Pourtant, il existe un paradoxe rarement évoqué. À force de vouloir convaincre à tout prix, certains responsables politiques finissent parfois par produire l'effet exactement inverse de celui qu'ils recherchent.
L'intention est louable. Le message de départ peut être pertinent. Mais entre l'idée initiale et sa transmission au public, quelque chose se perd en chemin. Certains dirigeants politiques, emportés par l'improvisation d'un discours, la spontanéité d'un échange avec un citoyen ou l'enthousiasme d'un meeting, multiplient les déclarations sans toujours mesurer leur portée. À vouloir approfondir excessivement une explication ou élargir démesurément un argument, ils finissent par brouiller leur propre message. Le problème n'est pas tant de parler beaucoup que de parler juste.
Lorsqu'un discours s'éloigne du réel pour s'installer dans les promesses faciles, lorsqu'il remplace l'analyse par le slogan ou l'argument par l'émotion artificielle, il cesse progressivement d'être un outil de persuasion. Il devient un facteur de méfiance. Le citoyen d'aujourd'hui, qu'on le veuille ou non, possède une capacité de discernement bien plus développée qu'on ne l'imagine souvent. Il perçoit rapidement les excès de langage, les contradictions et les démonstrations d'humilité qui ressemblent davantage à une stratégie de communication qu'à une véritable proximité avec les préoccupations populaires.
Il m'arrive parfois de me demander si certains leaders politiques disposent réellement de conseillers en communication ou s'ils les écoutent lorsqu'ils en ont. Car certaines déclarations donnent le sentiment d'avoir été prononcées sans recul, sans préparation et parfois même sans connaissance suffisante de la réalité vécue par les citoyens.
La tentation du populisme est particulièrement révélatrice de cette dérive. Beaucoup pensent encore qu'il suffit de parler au nom du peuple pour être entendu par lui. C'est une erreur. Le peuple n'attend pas qu'on lui récite ce qu'il souhaite entendre ; il attend qu'on lui parle avec sincérité, avec lucidité et avec respect. La flatterie politique produit souvent un effet immédiat mais rarement durable. Quant aux promesses excessives, elles génèrent davantage de scepticisme que d'adhésion.

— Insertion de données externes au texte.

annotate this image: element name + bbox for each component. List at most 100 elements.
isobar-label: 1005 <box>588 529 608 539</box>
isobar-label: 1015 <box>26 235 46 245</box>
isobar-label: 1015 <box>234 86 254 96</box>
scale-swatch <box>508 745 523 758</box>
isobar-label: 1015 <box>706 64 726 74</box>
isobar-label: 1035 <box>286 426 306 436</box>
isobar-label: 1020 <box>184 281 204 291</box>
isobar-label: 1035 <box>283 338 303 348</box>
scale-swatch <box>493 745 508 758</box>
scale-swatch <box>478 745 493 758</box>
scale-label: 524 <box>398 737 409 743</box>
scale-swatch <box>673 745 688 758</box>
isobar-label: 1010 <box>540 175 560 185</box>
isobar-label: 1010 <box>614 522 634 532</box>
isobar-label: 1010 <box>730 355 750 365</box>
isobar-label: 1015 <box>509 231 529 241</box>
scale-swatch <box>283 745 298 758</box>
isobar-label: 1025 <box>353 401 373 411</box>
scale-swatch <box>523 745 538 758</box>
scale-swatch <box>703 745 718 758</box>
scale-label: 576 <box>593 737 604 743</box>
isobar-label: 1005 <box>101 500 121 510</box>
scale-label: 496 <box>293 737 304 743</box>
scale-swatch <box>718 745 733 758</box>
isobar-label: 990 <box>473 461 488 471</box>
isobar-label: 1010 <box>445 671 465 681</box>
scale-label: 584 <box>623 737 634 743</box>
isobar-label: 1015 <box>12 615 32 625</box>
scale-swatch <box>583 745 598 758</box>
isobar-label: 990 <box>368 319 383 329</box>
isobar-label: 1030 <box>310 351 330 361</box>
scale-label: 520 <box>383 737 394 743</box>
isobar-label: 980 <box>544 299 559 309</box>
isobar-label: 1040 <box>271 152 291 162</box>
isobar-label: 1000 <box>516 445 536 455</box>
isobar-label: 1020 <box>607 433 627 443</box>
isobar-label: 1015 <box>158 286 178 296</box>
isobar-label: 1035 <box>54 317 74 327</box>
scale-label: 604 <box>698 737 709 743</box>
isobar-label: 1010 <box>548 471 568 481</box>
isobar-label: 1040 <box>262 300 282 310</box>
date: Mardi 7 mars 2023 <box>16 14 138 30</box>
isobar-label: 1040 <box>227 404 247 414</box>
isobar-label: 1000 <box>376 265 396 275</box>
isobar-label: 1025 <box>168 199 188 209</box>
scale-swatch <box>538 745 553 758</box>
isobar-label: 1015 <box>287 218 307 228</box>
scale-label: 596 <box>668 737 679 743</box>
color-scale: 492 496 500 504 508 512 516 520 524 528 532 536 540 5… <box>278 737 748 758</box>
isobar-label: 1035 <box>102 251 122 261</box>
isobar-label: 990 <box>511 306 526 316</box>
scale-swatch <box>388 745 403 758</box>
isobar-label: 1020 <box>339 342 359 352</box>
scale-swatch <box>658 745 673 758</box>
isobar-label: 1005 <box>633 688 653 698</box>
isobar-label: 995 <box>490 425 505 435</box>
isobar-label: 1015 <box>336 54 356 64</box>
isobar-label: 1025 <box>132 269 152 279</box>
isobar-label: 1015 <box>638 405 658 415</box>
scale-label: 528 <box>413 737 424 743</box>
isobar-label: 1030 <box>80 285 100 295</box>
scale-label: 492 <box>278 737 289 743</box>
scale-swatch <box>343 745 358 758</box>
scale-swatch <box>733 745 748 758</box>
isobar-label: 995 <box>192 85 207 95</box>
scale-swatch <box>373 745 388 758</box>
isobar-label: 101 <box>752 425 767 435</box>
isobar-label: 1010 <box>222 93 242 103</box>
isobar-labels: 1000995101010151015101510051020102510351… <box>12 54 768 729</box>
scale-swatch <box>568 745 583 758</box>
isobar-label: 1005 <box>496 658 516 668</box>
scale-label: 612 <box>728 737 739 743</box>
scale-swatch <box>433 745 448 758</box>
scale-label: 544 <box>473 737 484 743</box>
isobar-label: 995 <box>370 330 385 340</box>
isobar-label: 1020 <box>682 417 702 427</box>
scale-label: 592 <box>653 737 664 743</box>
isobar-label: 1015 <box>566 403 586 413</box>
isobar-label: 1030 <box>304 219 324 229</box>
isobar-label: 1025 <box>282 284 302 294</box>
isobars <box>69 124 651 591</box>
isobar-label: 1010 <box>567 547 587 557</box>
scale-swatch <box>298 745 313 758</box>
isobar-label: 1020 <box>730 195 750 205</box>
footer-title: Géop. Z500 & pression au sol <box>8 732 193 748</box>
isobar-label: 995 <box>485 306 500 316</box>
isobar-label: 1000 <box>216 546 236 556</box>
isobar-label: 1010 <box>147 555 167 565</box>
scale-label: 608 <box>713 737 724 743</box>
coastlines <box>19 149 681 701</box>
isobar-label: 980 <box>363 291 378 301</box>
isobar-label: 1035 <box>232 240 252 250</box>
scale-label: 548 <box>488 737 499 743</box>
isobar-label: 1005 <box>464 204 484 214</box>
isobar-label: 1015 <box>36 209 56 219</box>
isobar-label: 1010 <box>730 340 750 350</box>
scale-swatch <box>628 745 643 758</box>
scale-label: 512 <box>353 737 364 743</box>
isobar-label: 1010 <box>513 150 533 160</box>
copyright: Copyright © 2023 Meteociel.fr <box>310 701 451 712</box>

La question de l'abstention mérite d'ailleurs une réflexion plus sérieuse que celle à laquelle nous assistons parfois. Même les démocraties les plus anciennes et les plus solides connaissent régulièrement des taux d'abstention importants. Le phénomène n'est ni nouveau ni spécifique à un pays particulier. Les causes varient selon les contextes historiques, économiques, sociaux ou culturels. Mais partout, la confiance demeure l'élément central de la participation électorale.
Or la confiance ne se décrète pas. Elle se construit. Elle ne naît pas de la surenchère verbale ni de l'exagération des promesses. Elle ne résulte pas davantage d'un discours qui présente les réalités sous un jour artificiellement optimiste. La confiance apparaît lorsque le citoyen sent que celui qui lui parle comprend réellement ses préoccupations, reconnaît les difficultés existantes et propose des perspectives crédibles. Ce qui est regrettable, c'est que certains candidats ou certains de leurs soutiens deviennent eux-mêmes, parfois involontairement, des facteurs d'éloignement électoral. Leurs déclarations excessives, leurs slogans simplistes ou leurs analyses déconnectées du terrain alimentent précisément ce qu'ils prétendent combattre : le désintérêt et l'abstention.
La participation électorale est une question trop importante pour être abandonnée aux recettes faciles de la communication politique. Elle exige de la mesure, de la crédibilité et surtout du respect envers l'intelligence des citoyens.
Car en politique comme ailleurs, convaincre ne consiste pas à parler davantage. Convaincre consiste à être compris, cru et respecté. Et lorsque ces trois conditions disparaissent, les discours les plus enthousiastes deviennent parfois les meilleurs alliés de l'abstention.